Fukushima la maudite

Le destin est en marche à Fukushima. Les réacteurs explosent à tour de rôle. L'une des enceintes de confinement de la radioactivité, ce coffre-fort inviolable du nucléaire civil, est pour le moins fragilisée, sinon au bord de la rupture.

Sans tomber dans un catastrophisme morbide, sans tremper sa plume dans les prophéties de malheurs - les Japonais traumatisés n'en ont que faire - la vérité doit être regardée en face : le scénario du pire s'est produit. Désormais, tout peut arriver : l'explosion, le nuage radioactif, Tokyo menacée. Fukushima n'est pas Tchernobyl, isolée aux confins de l'Ukraine et de la Biélorussie. Au gré de la météo et des vents dominants, la menace pèse sur une région et un pays surpeuplé.

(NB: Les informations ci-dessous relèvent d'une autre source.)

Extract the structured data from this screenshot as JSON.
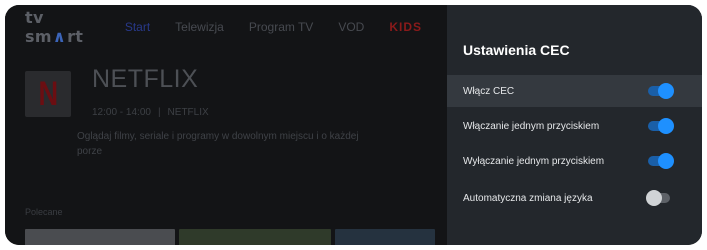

À Tchernobyl, une fois l'incendie éteint, et le nuage dispersé, l'Occident a pu se rassurer. Ce désastre était l'oeuvre d'apprentis sorciers de l'atome, la conséquence d'un réacteur conçu à la soviétique, rustique à souhait, à l'abri d'une fragile enveloppe de tôles. Pas d'enceinte de confinement. Pas de dôme en béton. Le nucléaire à la bonne franquette, indifférent à la sécurité des personnes. Le régime soviétique était en cause, et d'ailleurs, la catastrophe de 1986 a précipité sa chute.

Rien de tel à Fukushima. Certes, les réacteurs ont plus de trente ans d'âge. Mais ils répondaient à tous les critères de sécurité de l'époque. Construction parasismique. Enceinte de confinement. Les experts japonais ont excellente réputation. L'autorité de sûreté est jugée sérieuse. Et l'exploitant privé, Tepco, est l'une des plus puissantes compagnies électriques au monde, avec, ilest vrai, une certaine tendance à la dissimulation des incidents, une répugnance à la transparence.

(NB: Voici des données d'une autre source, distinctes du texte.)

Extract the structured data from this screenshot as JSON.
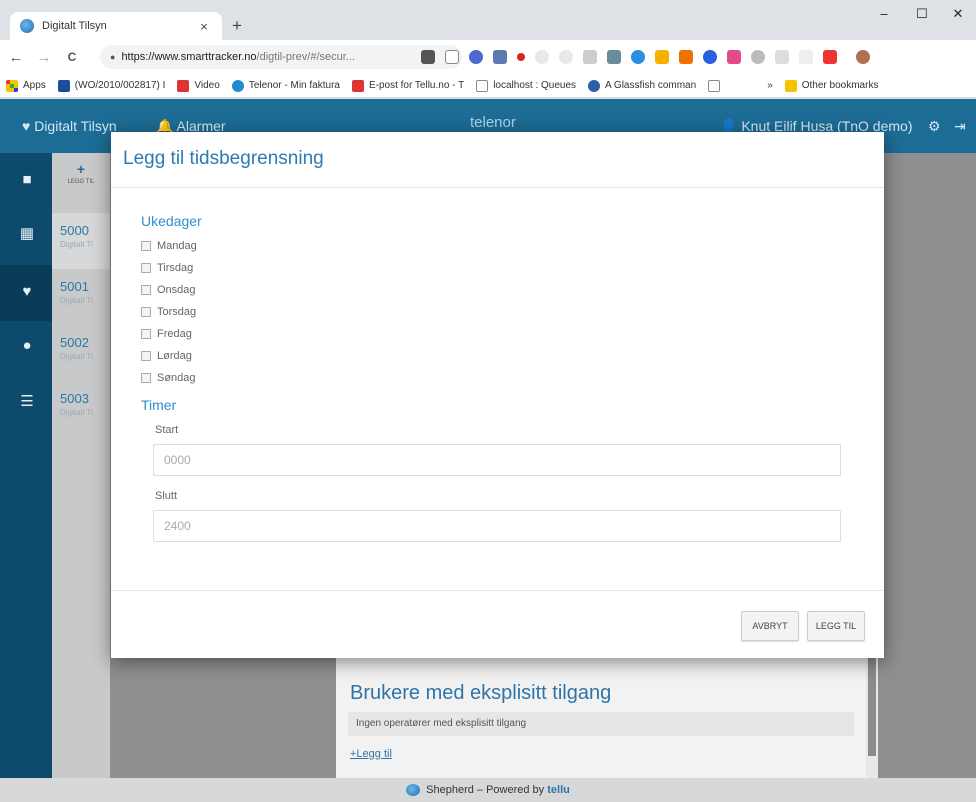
{
  "browser": {
    "tab_title": "Digitalt Tilsyn",
    "tab_close": "×",
    "new_tab": "+",
    "win_min": "–",
    "win_max": "☐",
    "win_close": "✕",
    "back": "←",
    "forward": "→",
    "reload": "C",
    "url_host": "https://www.smarttracker.no",
    "url_path": "/digtil-prev/#/secur...",
    "bookmarks": [
      "Apps",
      "(WO/2010/002817) I",
      "Video",
      "Telenor - Min faktura",
      "E-post for Tellu.no - T",
      "localhost : Queues",
      "A Glassfish comman",
      "»",
      "Other bookmarks"
    ]
  },
  "app": {
    "brand": "♥ Digitalt Tilsyn",
    "alarms": "🔔 Alarmer",
    "logo": "telenor",
    "user": "👤 Knut Eilif Husa (TnO demo)",
    "add_label": "+",
    "add_sub": "LEGG TIL",
    "list": [
      {
        "num": "5000",
        "sub": "Digitalt Ti"
      },
      {
        "num": "5001",
        "sub": "Digitalt Ti"
      },
      {
        "num": "5002",
        "sub": "Digitalt Ti"
      },
      {
        "num": "5003",
        "sub": "Digitalt Ti"
      }
    ],
    "explicit_access_title": "Brukere med eksplisitt tilgang",
    "explicit_access_empty": "Ingen operatører med eksplisitt tilgang",
    "explicit_access_add": "+Legg til",
    "footer_text": "Shepherd – Powered by",
    "footer_brand": "tellu"
  },
  "modal": {
    "title": "Legg til tidsbegrensning",
    "weekdays_title": "Ukedager",
    "weekdays": [
      "Mandag",
      "Tirsdag",
      "Onsdag",
      "Torsdag",
      "Fredag",
      "Lørdag",
      "Søndag"
    ],
    "hours_title": "Timer",
    "start_label": "Start",
    "start_placeholder": "0000",
    "end_label": "Slutt",
    "end_placeholder": "2400",
    "cancel_label": "AVBRYT",
    "add_label": "LEGG TIL"
  },
  "colors": {
    "appbar": "#1d6c95",
    "sidebar": "#0e4a6c",
    "accent": "#2d8fce"
  }
}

C'est toutefois l'idée même de l'implantation de centrales nucléaires au bord du Pacifique, et dans l'une des zones les plus sismiques de la planète, qui pose question. Un séisme de force 9, accompagné d'un tsunami ravageur, comme il s'en produit tous les 250 ans paraît-il en Asie, n'était en rien improbable. Mais comme le dit le philosophe Jean-Pierre Dupuy, « il ne suffit pasde savoir pour accepter ce que l'on sait et agir en conséquence ».

Les nucléocrates japonais ont donc fait comme s'ils ne savaient pas. La population n'a pas eu son mot à dire. Au Japon, comme en France, le nucléaire relève du domaine réservé de l'État. Pas de débat au Parlement. Le nucléaire civil obéit à la même opacité que le nucléaire militaire. À Paris, il relève du pouvoir jupitérien élyséen.

On peut certes trouver dérisoires les bisbilles actuelles franco-françaises - êtes-vous pour ou contre un référendum ? - alors que le Japon vit sous la menace. On peut, au gré de ses convictions, trouver qu'Angela Merkel a tort ou raison de vouloir fermer sept des plus anciens réacteurs d'Outre-Rhin. Mais Fukushima impose le débat sur l'avenir du nucléaire civil. Sur cette Terre qui nous est prêtée par nos enfants, comme le rappelle une très belle maxime amérindienne, disséminera-t-on ici et là, dans des pays parfois politiquement mal assurés, des réacteurs, seraient-ils les plus sûrs du moment ? Au nom du réalisme et de l'intérêt bien compris, imagine-t-on la France livrer, demain, clé en mains, des centrales à des Kadhafi sanguinaires ? Fukushima la maudite est un rappel au bon sens et à la prudence.